Data Scientist – Mount Sinai Health System
Jul 2024 – Present • New York, NY
- Deployed a fine tuned BERT for real time symptoms detection on Triton Inference Server and Docker, reducing latency from 387 ms to 71 ms per clinical note across more than 9500.
- Implemented an LLM chat agent using Ollama and MCP Servers, enabling natural language querying of PostgreSQL and data folders.
- Architected a full-stack patient dashboard UI on a local Linux container, integrating ML models, chatbots, and an exploratory data interface; 6 physicians use it daily, cutting chart lookup time by 65%.
- Set up real-time Grafana dashboards inside a Linux container, monitoring servers and infra via Prometheus and InfluxDB; gave 24 hours visibility and cut troubleshooting time.
- Built a dual stream LSTM fusing airflow features, boosting 3 way breathe pattern detection F1 from 0.85 to 0.91.
Data Science Intern – LOCOMeX
Jan 2024 – May 2024 • New York, NY
- Designed a two tower RFP recommendation system using bi-encoder and BERT embeddings which was rated beneficial by 75% of initial customers.
- DDeployed a metadata extraction service on AWS Lambda; slashed document parsing time by 80%.
- Migrated Python scripts to Airflow ETL; saved analysts 7 hours every week.

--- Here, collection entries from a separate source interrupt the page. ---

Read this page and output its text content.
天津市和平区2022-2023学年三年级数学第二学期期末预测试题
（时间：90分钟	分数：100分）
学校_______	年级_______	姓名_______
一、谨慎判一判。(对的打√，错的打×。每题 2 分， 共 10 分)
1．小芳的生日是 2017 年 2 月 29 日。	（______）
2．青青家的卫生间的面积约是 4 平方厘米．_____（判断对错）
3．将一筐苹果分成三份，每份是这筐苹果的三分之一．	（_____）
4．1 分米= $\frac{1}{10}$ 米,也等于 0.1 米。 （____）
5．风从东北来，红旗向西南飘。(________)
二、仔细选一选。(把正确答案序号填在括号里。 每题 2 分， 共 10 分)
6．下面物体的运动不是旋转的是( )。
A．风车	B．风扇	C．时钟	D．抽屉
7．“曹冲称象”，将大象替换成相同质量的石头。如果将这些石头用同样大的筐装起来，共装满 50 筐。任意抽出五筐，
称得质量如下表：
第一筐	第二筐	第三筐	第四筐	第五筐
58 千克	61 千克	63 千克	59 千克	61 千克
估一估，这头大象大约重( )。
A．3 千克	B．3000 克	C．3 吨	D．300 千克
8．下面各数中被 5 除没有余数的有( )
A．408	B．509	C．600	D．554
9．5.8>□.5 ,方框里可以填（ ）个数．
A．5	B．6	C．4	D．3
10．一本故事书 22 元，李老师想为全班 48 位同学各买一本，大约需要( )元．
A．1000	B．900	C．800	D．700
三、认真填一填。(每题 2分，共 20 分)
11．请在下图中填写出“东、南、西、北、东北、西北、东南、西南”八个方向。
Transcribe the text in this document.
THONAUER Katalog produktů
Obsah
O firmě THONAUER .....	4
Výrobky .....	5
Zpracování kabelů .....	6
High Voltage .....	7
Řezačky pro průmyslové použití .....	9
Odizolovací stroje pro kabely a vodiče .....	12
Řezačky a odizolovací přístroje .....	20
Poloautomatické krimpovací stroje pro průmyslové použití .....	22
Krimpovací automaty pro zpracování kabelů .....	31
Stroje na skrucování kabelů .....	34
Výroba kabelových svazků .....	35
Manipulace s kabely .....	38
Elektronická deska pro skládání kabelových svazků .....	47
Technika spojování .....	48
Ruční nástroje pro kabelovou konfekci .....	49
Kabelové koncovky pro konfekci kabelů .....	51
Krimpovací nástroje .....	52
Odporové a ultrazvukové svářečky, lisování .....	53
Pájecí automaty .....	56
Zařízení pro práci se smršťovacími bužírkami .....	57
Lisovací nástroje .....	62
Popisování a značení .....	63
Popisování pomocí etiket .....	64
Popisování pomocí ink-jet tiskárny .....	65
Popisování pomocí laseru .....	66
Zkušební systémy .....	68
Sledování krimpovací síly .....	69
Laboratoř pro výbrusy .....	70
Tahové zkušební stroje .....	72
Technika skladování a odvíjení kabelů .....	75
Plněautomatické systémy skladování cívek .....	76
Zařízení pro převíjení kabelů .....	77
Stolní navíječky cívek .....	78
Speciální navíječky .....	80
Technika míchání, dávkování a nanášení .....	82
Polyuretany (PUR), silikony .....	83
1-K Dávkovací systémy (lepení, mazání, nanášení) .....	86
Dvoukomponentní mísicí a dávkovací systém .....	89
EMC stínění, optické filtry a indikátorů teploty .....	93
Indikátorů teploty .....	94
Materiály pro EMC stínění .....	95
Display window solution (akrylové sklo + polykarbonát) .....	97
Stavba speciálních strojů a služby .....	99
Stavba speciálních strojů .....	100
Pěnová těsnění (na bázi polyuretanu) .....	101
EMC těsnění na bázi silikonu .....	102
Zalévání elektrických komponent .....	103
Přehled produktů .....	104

Research Assistant – NYU Stern
Sep 2023 – Dec 2023 • New York, NY
- Fine‑tuned Llama‑2‑13B to achieve target structure in 90 % of generations; added Retrieval‑Augmented Generation for zoning docs.
- Prompt‑engineering + few‑shot learning eliminated hallucinations in remaining 10 % outliers.
- Integrated ExLlama V2 kernels on NYU HPC to cut inference latency 57.7 % (26 s → 11 s).